Trade-offs: None major; transportation could be equally valid but pharmacy is more straightforward.

See: `decisions.md` (Decision 3)

Choice: Storage = SQLite for MVP

Context: Need append-only log; options: SQLite vs Postgres.

Decision: SQLite.

Rationale: Serverless, single file, zero ops; fits "easy install" and expected data volume (< million rows). Repository pattern allows future swap to Postgres.

Trade-offs: Single writer; limited concurrency. Not a problem for MVP.

See: `decisions.md` (Decision 4)

Choice: MCP Transport = Stdio only

Context: Expose tools to external AI agents. Options: stdio vs TCP+TLS.

Decision: Stdio.

Rationale: Simplest, no network exposure, fits trusted-agent use case. Can add TCP later if needed.

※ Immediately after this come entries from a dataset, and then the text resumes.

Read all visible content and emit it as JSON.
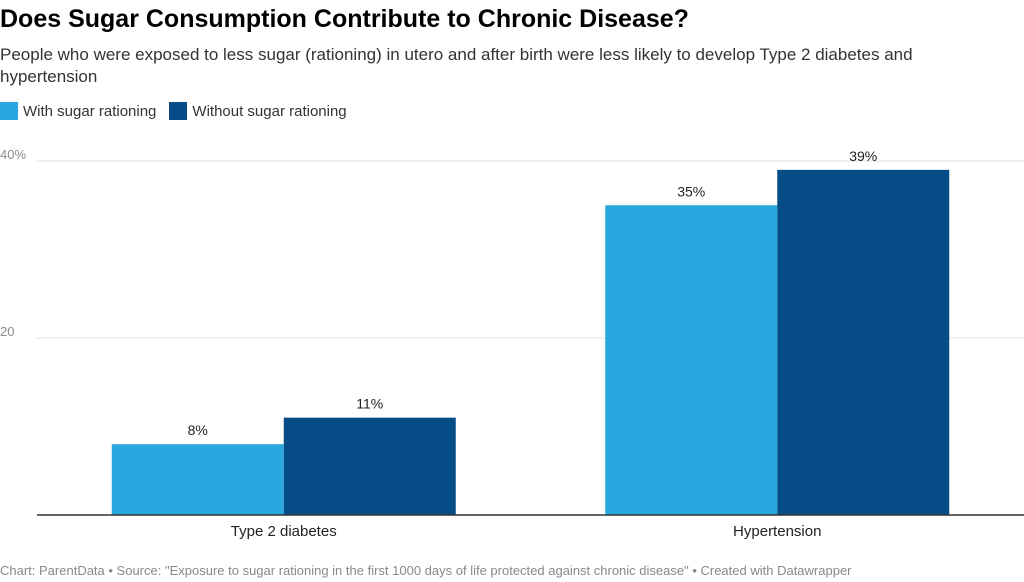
{
  "chart_data": {
    "type": "bar",
    "title": "Does Sugar Consumption Contribute to Chronic Disease?",
    "subtitle": "People who were exposed to less sugar (rationing) in utero and after birth were less likely to develop Type 2 diabetes and hypertension",
    "categories": [
      "Type 2 diabetes",
      "Hypertension"
    ],
    "series": [
      {
        "name": "With sugar rationing",
        "values": [
          8,
          35
        ],
        "labels": [
          "8%",
          "35%"
        ],
        "color": "#29a8e0"
      },
      {
        "name": "Without sugar rationing",
        "values": [
          11,
          39
        ],
        "labels": [
          "11%",
          "39%"
        ],
        "color": "#064d87"
      }
    ],
    "ylim": [
      0,
      40
    ],
    "yticks": [
      {
        "value": 40,
        "label": "40%"
      },
      {
        "value": 20,
        "label": "20"
      }
    ],
    "grid": true,
    "legend": "top-left",
    "xlabel": "",
    "ylabel": ""
  },
  "footer": "Chart: ParentData • Source: \"Exposure to sugar rationing in the first 1000 days of life protected against chronic disease\" • Created with Datawrapper"
}
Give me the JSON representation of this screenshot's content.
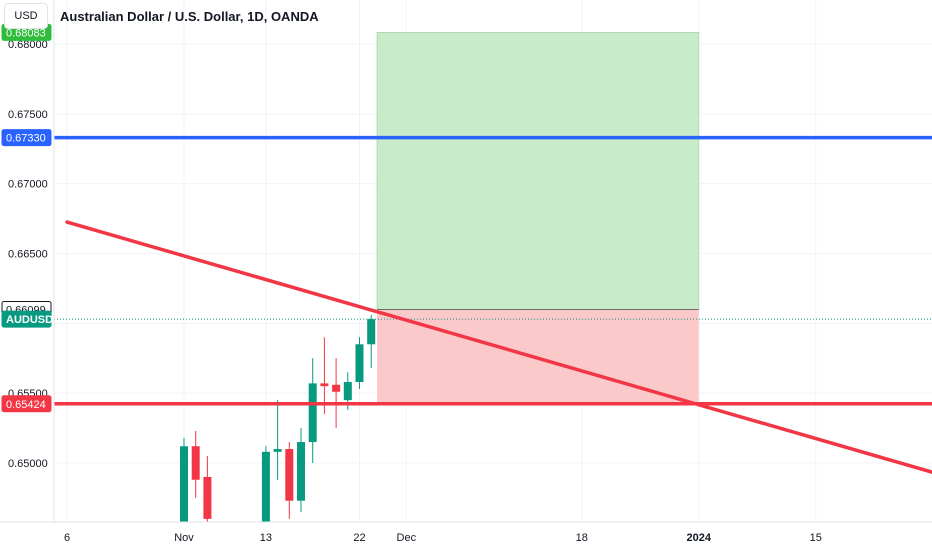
{
  "header": {
    "currency": "USD",
    "title": "Australian Dollar / U.S. Dollar, 1D, OANDA"
  },
  "chart_data": {
    "type": "candlestick",
    "symbol": "AUDUSD",
    "y_axis": {
      "ylim": [
        0.6456,
        0.6815
      ],
      "ticks": [
        "0.65000",
        "0.65500",
        "0.66000",
        "0.66500",
        "0.67000",
        "0.67500",
        "0.68000"
      ],
      "tick_values": [
        0.65,
        0.655,
        0.66,
        0.665,
        0.67,
        0.675,
        0.68
      ]
    },
    "x_axis": {
      "ticks": [
        "6",
        "Nov",
        "13",
        "22",
        "Dec",
        "18",
        "2024",
        "15"
      ],
      "tick_bars": [
        -10,
        0,
        7,
        15,
        19,
        34,
        44,
        54
      ],
      "bold_ticks": [
        "2024"
      ]
    },
    "candles": [
      {
        "o": 0.6455,
        "h": 0.6518,
        "l": 0.6445,
        "c": 0.6512
      },
      {
        "o": 0.6512,
        "h": 0.6523,
        "l": 0.6475,
        "c": 0.6488
      },
      {
        "o": 0.649,
        "h": 0.6505,
        "l": 0.6455,
        "c": 0.646
      },
      {},
      {},
      {},
      {},
      {
        "o": 0.6455,
        "h": 0.6512,
        "l": 0.6445,
        "c": 0.6508
      },
      {
        "o": 0.6508,
        "h": 0.6545,
        "l": 0.6488,
        "c": 0.651
      },
      {
        "o": 0.651,
        "h": 0.6515,
        "l": 0.646,
        "c": 0.6473
      },
      {
        "o": 0.6473,
        "h": 0.6525,
        "l": 0.6465,
        "c": 0.6515
      },
      {
        "o": 0.6515,
        "h": 0.6575,
        "l": 0.65,
        "c": 0.6557
      },
      {
        "o": 0.6557,
        "h": 0.659,
        "l": 0.6535,
        "c": 0.6555
      },
      {
        "o": 0.6556,
        "h": 0.6575,
        "l": 0.6525,
        "c": 0.6551
      },
      {
        "o": 0.6545,
        "h": 0.6565,
        "l": 0.6538,
        "c": 0.6558
      },
      {
        "o": 0.6558,
        "h": 0.659,
        "l": 0.6553,
        "c": 0.6585
      },
      {
        "o": 0.6585,
        "h": 0.6606,
        "l": 0.6568,
        "c": 0.6603
      }
    ],
    "horizontal_lines": [
      {
        "price": 0.6733,
        "label": "0.67330",
        "color": "#2962ff"
      },
      {
        "price": 0.65424,
        "label": "0.65424",
        "color": "#f23645"
      }
    ],
    "trendline": {
      "from": {
        "bar": -10,
        "price": 0.66725
      },
      "to": {
        "bar": 73,
        "price": 0.64715
      },
      "color": "#f23645"
    },
    "position": {
      "start_bar": 16.5,
      "end_bar": 44,
      "entry": 0.66099,
      "stop": 0.65424,
      "target": 0.68083,
      "profit_color": "#c8ebc9",
      "loss_color": "#fcc9cb"
    },
    "price_labels": [
      {
        "text": "0.66099",
        "price": 0.66099,
        "bg": "#ffffff",
        "fg": "#131722",
        "border": "#131722"
      },
      {
        "text": "AUDUSD",
        "price": 0.6603,
        "bg": "#089981",
        "fg": "#ffffff",
        "border": "#089981"
      },
      {
        "text": "0.68083",
        "price": 0.68083,
        "bg": "#2ebd3b",
        "fg": "#ffffff",
        "border": "#2ebd3b"
      }
    ],
    "last_price": 0.6603,
    "colors": {
      "up": "#089981",
      "down": "#f23645",
      "grid": "#f0f3fa",
      "axis_text": "#131722"
    }
  }
}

Trade-offs: One client at a time; requires agent to spawn process.

See: `decisions.md` (Decision 5)

Choice: AI Layer = On-prem Ollama default, cloud optional

Context: Need LLM for summaries/explanations. Balance quality vs compliance.

Decision: Default to on-prem Ollama; allow cloud LLM as opt-in.

Rationale: Keeps data in-house for pilot; reduces compliance friction. Cloud fallback if quality insufficient.

Trade-offs: On-prem model may be weaker; may need prompt tuning.

See: `decisions.md` (Decision 6)

Choice: MVP Feature Set Prioritization

Context: 8 features identified; Day 60 timeline tight.

Decision: Prioritize core five: daily summary, inventory anomalies, user suspicion, entity traceability, branch variance. Defer sales anomalies, PO fraud, role change alerts.

Rationale: These cover the most common audit scenarios and demonstrate ROI. Stretch features can be added post-pilot.

Trade-offs: Sales/PO/role alerts may be expected; need to manage expectations in sales process.

See: `decisions.md` (Decision 7)

Choice: Report Structure and Order

Context: User provided 9 deliverables. I organized reports as: 1) CDC landscape, 2) Architecture, 3) Event model, 4) Features, 5) MCP/Security, 6) Implementation. This covers the prompt.

Decision: Followed that order; merged some deliverables (e.g., Build vs Buy included in Architecture; Security and MCP together; Implementation Plan separate).

Rationale: Logical flow from technology choices to design to concrete features to security to execution.

Trade-offs: None; user can reorganize if desired.

Choice: Word Count Targets

Context: Prompt said "~1000 words" per report.

Decision: Aimed for 950–1200 words each to be thorough yet concise. Slightly over on some (1300) where needed (event model).

Rationale: Ensure completeness without fluff; some topics need more space.

Trade-offs: Slightly longer reports but still readable.

Choice: Scrapbook-first Process

Context: Structured Research Mode demands scrapbook entries before reports.

Decision: Created a dedicated scrapbook file for each report's thinking trace, timestamped. Logged early hypotheses, open questions, and reasoning.

Rationale: Maintains traceability and shows evolution of thought.

Trade-offs: Extra overhead, but valuable for documentation.

Choice: Implementation Backlog Size

Context: 25–40 tasks required.

Decision: Produced 36 tasks across 8 milestones.

Rationale: Enough granularity to be actionable, but not overwhelming. Difficulty mix (S/M/L) reflects realistic effort.

Trade-offs: Could be refined further with engineering team input, but sufficient for MVP planning.

Choice: Synthetic Data Generator Language

Context: Demo domain requires generator. Language not specified.

Decision: Implement in Go (same language as overlay) for consistency and single binary distribution.

Rationale: Keeps tech stack simple; Go has good MySQL driver and fake data libraries.

Trade-offs: Python might be faster to prototype; Go ensures generator is packaged with overlay.

---

This log will continue as research progresses. Choices made autonomously based on project goals and constraints are recorded here for transparency.